Haim Ramon, Israel's vice premier, met with Palestinian Prime Minister Salam Fayyad and other officials in an effort to put together a joint Israeli-Palestinian declaration of principles that will be presented in November at a Mideast peace conference slated to be held in the U.S., the Yediot Ahronot newspaper reported.
Ramon is offering the Palestinians an Israeli withdrawal from nearly all of the West Bank, including the Arab neighborhoods of east Jerusalem, as part of a final peace deal, according to the report by two respected correspondents for the mass circulation daily.
Tzahi Moshe, a spokesman for Ramon, would not comment on the report. Palestinian Information Minister Riad Malki denied that Ramon had met with Fayyad or with any other Palestinian government officials.
According to the report's account of Ramon's offer, the border between Israel and the future Palestinian state will roughly follow the route of Israel's West Bank security barrier, leaving major Israeli settlement blocs and between 3 and 8 percent of the West Bank in Israel's hands.
In return, Israel will cede to the same amount of land inside Israel to the Palestinians to make up for the annexed territory, the report said - possibly including a land corridor between the West Bank and Gaza, long a central Palestinian demand.
Palestinians who became refugees when Israel was founded in 1948 will not be allowed into Israel, but only into the Palestinian state, and an international fund will be set up to pay for their rehabilitation. Holy sites in Jerusalem's Old City will be under the control of the various religions and no national flags will be flown, the report said.
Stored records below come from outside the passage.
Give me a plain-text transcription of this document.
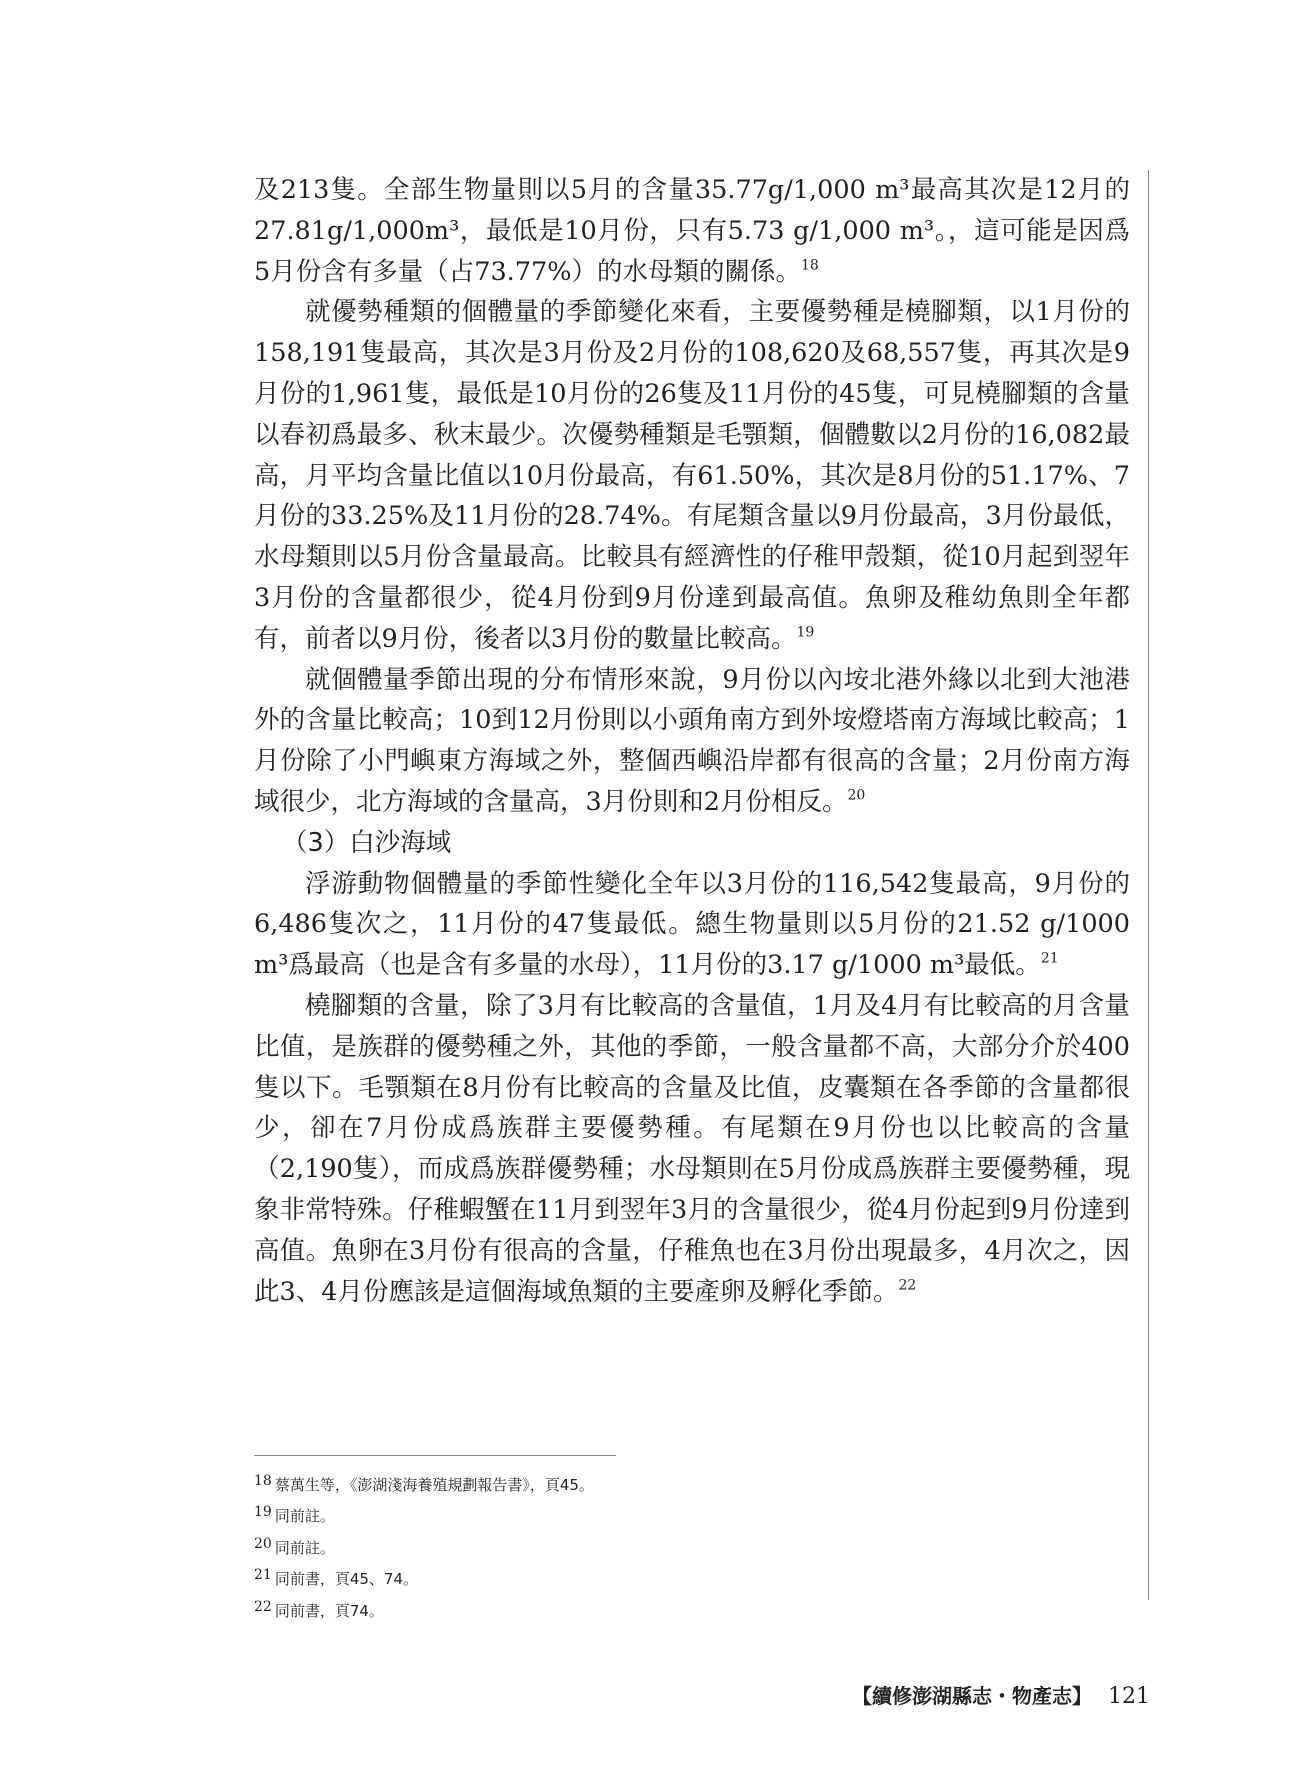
及213隻。全部生物量則以5月的含量35.77g/1,000 m³最高其次是12月的27.81g/1,000m³，最低是10月份，只有5.73 g/1,000 m³。，這可能是因爲5月份含有多量（占73.77%）的水母類的關係。$^{18}$

就優勢種類的個體量的季節變化來看，主要優勢種是橈腳類，以1月份的158,191隻最高，其次是3月份及2月份的108,620及68,557隻，再其次是9月份的1,961隻，最低是10月份的26隻及11月份的45隻，可見橈腳類的含量以春初爲最多、秋末最少。次優勢種類是毛顎類，個體數以2月份的16,082最高，月平均含量比值以10月份最高，有61.50%，其次是8月份的51.17%、7月份的33.25%及11月份的28.74%。有尾類含量以9月份最高，3月份最低，水母類則以5月份含量最高。比較具有經濟性的仔稚甲殼類，從10月起到翌年3月份的含量都很少，從4月份到9月份達到最高值。魚卵及稚幼魚則全年都有，前者以9月份，後者以3月份的數量比較高。$^{19}$

就個體量季節出現的分布情形來說，9月份以內垵北港外緣以北到大池港外的含量比較高；10到12月份則以小頭角南方到外垵燈塔南方海域比較高；1月份除了小門嶼東方海域之外，整個西嶼沿岸都有很高的含量；2月份南方海域很少，北方海域的含量高，3月份則和2月份相反。$^{20}$

（3）白沙海域

浮游動物個體量的季節性變化全年以3月份的116,542隻最高，9月份的6,486隻次之，11月份的47隻最低。總生物量則以5月份的21.52 g/1000 m³爲最高（也是含有多量的水母），11月份的3.17 g/1000 m³最低。$^{21}$

橈腳類的含量，除了3月有比較高的含量值，1月及4月有比較高的月含量比值，是族群的優勢種之外，其他的季節，一般含量都不高，大部分介於400隻以下。毛顎類在8月份有比較高的含量及比值，皮囊類在各季節的含量都很少，卻在7月份成爲族群主要優勢種。有尾類在9月份也以比較高的含量（2,190隻），而成爲族群優勢種；水母類則在5月份成爲族群主要優勢種，現象非常特殊。仔稚蝦蟹在11月到翌年3月的含量很少，從4月份起到9月份達到高值。魚卵在3月份有很高的含量，仔稚魚也在3月份出現最多，4月次之，因此3、4月份應該是這個海域魚類的主要產卵及孵化季節。$^{22}$

18 蔡萬生等，《澎湖淺海養殖規劃報告書》，頁45。

19 同前註。

20 同前註。

21 同前書，頁45、74。

22 同前書，頁74。

【續修澎湖縣志・物產志】 121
Ramon's plan closely resembles an Israeli offer to the Palestinians at a failed peace summit in 2000. U.S. President Bill Clinton, who hosted the summit, later blamed Palestinian leader Yasser Arafat for rejecting the Israeli proposal, saying he "missed the opportunity" to create a Palestinian state. A new round of Israeli-Palestinian violence erupted not long afterward, lasting for most of the past seven years and claiming thousands of lives.